Le fisc distingue deux types de cadeaux effectués du vivant des parents : les présents d'usage et les dons manuels. Les premiers ne les appauvrissent pas : les seconds doivent être déclarés.
Le législateur encourage la transmission du patrimoine familial aux descendants, en particulier du vivant de leurs parents. Dans ce cas, plusieurs dispositifs fiscaux permettent des allégements. Par exemple, les donations à concurrence de 46 000 euros par enfant sont exonérées de droits de mutation. Il est possible de répéter l'opération tous les dix ans. D'autres textes plus spécifiques trouvent à s'appliquer.
Malgré un panel de moyens fiscaux pour transmettre ses biens à sa descendance, peu de personnes les utilisent. Est-ce la lourdeur des formalités à accomplir ou bien la méconnaissance des parents ? La pratique montre que ces derniers sont surtout guidés par leur générosité : à l'occasion d'un événement familial (réussite à un diplôme, départ de la maison, mariage...), ils vont manifester leur affection en offrant à leur enfant une automobile, un beau bijou... Si cette pratique semble toute naturelle pour le père et la mère, elle soulève une difficulté d'interprétation pour le juriste : l'automobile ou le bijou, ce cadeau offert à leur enfant, doit-il être considéré comme une donation ou comme un présent d'usage ?
Selon la réponse, les conséquences fiscales seront différentes. Le simple présent d'usage n'a pas de conséquence fiscale. En revanche, le don manuel, au même titre que la donation par acte, est taxé. Pour distinguer le simple présent du don manuel, les services de l'administration apprécie la proportionnalité entre la situation financière familiale et le cadeau. Pour qu'il y ait présent d'usage, il ne faut pas qu'il y ait appauvrissement...
Il y a manifestement don manuel lorsqu'un père, pour faciliter l'installation de son fils, lui remettra un chèque de 15 000 euros ! Pour respecter la loi, pareil don doit faire l'objet d'une déclaration. Dans les faits, on constate de nombreux oublis volontaires ou non.. Le problème risque alors d'apparaître plus tard, lors du décès des parents donateurs...

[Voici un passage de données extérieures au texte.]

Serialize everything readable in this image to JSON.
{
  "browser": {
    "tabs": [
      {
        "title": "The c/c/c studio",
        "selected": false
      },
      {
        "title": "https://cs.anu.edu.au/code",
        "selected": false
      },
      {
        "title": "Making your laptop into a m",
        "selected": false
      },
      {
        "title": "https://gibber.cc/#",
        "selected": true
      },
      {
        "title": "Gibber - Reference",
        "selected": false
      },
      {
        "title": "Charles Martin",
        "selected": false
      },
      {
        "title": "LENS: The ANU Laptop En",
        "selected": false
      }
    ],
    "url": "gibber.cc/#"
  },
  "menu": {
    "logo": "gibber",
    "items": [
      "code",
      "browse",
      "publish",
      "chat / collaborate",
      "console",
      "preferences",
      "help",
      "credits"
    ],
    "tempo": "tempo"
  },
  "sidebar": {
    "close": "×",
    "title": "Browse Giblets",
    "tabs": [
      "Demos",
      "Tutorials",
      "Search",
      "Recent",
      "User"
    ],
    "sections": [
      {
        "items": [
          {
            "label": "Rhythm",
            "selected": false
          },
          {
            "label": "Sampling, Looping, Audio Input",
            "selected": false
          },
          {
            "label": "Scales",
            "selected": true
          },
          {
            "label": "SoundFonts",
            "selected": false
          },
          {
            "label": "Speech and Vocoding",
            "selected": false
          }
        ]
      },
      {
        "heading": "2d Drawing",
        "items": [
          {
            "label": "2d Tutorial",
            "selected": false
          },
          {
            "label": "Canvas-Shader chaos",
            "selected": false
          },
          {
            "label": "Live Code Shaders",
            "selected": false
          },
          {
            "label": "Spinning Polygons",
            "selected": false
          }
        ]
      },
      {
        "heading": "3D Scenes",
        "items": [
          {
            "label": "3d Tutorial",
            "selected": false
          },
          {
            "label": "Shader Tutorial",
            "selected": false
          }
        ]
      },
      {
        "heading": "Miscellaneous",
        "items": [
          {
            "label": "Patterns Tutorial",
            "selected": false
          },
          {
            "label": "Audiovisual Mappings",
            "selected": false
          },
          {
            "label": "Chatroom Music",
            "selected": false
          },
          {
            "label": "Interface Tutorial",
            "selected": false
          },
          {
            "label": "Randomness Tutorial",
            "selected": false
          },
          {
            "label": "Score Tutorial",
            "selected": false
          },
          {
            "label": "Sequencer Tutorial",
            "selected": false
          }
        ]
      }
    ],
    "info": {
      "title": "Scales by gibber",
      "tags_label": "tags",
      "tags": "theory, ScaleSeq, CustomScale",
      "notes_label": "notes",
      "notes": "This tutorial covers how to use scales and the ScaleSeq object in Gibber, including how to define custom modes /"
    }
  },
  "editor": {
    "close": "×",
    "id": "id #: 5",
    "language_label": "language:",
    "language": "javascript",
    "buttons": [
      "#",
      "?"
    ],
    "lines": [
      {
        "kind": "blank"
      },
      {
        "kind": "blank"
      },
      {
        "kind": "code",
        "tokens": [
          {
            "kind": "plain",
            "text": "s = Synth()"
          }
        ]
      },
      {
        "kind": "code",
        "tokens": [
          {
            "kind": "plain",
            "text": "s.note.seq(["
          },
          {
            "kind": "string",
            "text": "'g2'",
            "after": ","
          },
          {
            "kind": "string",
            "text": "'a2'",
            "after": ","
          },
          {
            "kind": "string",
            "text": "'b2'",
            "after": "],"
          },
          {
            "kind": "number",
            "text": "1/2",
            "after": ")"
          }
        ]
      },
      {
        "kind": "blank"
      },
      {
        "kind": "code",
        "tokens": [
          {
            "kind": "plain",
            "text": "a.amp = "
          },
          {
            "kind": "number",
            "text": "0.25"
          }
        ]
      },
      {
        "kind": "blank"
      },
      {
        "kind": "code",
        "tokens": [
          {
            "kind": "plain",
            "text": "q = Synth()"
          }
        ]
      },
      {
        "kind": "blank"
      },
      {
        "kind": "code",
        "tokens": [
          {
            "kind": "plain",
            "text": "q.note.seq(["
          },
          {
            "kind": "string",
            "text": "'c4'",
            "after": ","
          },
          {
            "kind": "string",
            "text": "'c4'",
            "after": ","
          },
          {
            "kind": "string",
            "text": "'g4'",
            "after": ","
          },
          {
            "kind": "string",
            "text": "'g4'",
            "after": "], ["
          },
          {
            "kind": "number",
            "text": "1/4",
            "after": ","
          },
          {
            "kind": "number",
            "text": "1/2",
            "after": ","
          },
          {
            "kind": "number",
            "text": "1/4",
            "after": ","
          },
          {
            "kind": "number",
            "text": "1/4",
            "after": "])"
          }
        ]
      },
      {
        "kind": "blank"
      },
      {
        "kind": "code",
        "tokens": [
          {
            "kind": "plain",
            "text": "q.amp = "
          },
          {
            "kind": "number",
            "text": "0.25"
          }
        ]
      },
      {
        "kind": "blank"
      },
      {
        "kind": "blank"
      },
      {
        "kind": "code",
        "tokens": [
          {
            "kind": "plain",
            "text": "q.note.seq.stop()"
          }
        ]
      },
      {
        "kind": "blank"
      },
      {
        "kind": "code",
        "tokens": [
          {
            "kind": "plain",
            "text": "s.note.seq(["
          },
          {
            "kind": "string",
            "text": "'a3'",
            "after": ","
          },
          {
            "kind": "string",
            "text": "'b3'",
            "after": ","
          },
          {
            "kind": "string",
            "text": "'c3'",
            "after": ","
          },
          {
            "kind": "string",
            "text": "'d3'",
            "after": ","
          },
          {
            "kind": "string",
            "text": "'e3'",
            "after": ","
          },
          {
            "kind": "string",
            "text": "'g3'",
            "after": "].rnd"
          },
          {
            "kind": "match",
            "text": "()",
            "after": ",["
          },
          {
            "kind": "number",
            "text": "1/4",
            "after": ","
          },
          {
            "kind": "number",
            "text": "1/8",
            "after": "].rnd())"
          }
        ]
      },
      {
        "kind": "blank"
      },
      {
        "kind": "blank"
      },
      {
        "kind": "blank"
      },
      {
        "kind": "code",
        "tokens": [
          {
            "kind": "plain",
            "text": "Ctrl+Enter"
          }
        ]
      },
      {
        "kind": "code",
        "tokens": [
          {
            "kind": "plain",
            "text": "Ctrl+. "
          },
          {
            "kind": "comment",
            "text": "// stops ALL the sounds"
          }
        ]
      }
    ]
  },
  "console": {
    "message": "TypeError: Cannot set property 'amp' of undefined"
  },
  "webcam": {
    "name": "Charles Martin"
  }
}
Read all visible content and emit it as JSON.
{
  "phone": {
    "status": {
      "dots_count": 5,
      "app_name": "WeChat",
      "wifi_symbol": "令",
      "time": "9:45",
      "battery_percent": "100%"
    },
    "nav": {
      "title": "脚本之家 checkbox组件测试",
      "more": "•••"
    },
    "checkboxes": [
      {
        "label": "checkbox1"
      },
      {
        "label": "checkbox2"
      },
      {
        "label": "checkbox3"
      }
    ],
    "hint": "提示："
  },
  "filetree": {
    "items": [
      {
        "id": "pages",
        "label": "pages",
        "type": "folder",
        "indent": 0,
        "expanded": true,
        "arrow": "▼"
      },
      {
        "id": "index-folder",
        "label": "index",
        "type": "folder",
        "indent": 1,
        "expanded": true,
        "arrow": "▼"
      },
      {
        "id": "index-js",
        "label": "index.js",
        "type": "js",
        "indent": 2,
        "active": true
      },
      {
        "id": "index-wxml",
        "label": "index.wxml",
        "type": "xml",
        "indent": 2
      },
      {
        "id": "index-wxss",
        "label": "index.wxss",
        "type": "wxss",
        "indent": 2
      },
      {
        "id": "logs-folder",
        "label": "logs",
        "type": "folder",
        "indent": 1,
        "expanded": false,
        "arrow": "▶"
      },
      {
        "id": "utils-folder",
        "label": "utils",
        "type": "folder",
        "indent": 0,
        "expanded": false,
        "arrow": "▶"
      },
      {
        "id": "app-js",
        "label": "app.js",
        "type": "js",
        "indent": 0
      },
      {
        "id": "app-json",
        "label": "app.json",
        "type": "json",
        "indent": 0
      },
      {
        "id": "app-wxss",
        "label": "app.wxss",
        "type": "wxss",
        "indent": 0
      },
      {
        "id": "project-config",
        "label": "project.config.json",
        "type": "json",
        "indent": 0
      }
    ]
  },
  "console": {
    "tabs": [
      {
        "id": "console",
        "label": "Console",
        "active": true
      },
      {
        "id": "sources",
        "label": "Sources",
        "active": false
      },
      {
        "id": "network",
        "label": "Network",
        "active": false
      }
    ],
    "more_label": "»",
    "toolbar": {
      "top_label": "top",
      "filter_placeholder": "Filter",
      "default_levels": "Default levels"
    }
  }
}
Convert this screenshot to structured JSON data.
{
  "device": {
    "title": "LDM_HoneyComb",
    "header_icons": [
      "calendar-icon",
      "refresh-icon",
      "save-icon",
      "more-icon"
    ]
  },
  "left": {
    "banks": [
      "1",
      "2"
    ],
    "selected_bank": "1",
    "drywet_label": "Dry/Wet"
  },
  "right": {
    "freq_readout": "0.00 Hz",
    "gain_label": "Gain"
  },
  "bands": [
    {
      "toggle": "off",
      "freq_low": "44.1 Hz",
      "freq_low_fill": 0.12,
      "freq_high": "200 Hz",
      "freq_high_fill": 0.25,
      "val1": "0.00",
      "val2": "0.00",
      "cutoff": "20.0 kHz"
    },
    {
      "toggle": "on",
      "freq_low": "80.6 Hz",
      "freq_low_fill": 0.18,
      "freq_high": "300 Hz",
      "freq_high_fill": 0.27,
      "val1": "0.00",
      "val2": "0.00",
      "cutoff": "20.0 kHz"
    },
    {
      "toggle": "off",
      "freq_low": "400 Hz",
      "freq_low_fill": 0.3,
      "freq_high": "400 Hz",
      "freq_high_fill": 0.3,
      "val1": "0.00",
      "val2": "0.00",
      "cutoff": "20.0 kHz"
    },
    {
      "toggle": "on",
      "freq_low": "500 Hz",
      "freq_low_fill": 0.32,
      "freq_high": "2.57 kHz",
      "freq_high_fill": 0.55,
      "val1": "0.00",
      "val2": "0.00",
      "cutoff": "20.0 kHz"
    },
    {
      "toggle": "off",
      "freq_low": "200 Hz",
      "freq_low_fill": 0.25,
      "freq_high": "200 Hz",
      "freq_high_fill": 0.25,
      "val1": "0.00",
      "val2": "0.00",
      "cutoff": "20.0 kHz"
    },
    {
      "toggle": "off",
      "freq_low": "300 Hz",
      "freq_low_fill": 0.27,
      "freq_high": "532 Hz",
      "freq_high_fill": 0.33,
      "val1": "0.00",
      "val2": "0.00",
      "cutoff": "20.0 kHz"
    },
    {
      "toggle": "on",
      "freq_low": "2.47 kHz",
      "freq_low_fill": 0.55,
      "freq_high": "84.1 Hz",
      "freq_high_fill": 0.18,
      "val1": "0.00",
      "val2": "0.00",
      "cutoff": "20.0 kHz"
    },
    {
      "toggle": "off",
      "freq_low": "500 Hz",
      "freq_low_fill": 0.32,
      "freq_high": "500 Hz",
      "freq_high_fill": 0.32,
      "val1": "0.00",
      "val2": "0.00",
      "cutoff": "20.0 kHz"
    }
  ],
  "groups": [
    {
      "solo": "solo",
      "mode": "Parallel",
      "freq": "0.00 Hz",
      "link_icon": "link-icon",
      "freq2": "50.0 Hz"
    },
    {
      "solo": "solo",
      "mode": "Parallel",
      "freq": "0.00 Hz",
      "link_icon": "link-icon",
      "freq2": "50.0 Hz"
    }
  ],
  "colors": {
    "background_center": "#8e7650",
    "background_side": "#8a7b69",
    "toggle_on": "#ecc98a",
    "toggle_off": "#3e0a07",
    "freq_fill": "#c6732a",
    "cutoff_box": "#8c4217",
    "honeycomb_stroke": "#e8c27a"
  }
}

Rappelons qu'après un décès, les héritiers doivent, dans les six mois, remplir une déclaration de succession. Celle-ci énumère les biens et espèces existants au jour du décès, mais aussi les libéralités que le défunt a pratiquées de son vivant au profit de ses héritiers.
A ce moment, la tentation est grande de ne pas mentionner les dons manuels. Parfois l'omission réussit. Mais d'autres fois, un relevé de compte bancaire du défunt, épluché par l'Administration, montre qu'il y a quatre ou cinq années, le père ou/et la mère avaient remis des sommes d'argent à leurs futurs héritiers. Tel est le cas qui a conduit la Cour de cassation à se prononcer le 31 mars 2004. Dans cette affaire, le fisc a procédé à un redressement, par rapport à la déclaration de succession. Il a réintégré dans la masse imposable des cadeaux de valeur offerts aux enfants plusieurs années auparavant. En présence d'héritiers insolvables, il a réclamé à l'héritier solvable, l'intégralité des droits au nom de la solidarité des héritiers pour le paiement des droits de succession.
L'héritier, objet de poursuites, a eu beau contester le montant du redressement et la solidarité invoquée à son encontre, la Cour lui a donné tort ! Il devra donc solder l'intégralité des droits réclamés, dans lesquels sont inclus ceux relatifs à des dons manuels dont a bénéficié son cohéritier, devenu entre temps insolvable... Il aurait été préférable, pour cet héritier, que ces dons manuels aient été déclarés, avec les facilités fiscales qui existent...
Référence : Cour de cassation, 4e chambre, 31 mars 2004, pourvoi n° 0210578 BC 2004-IV-68.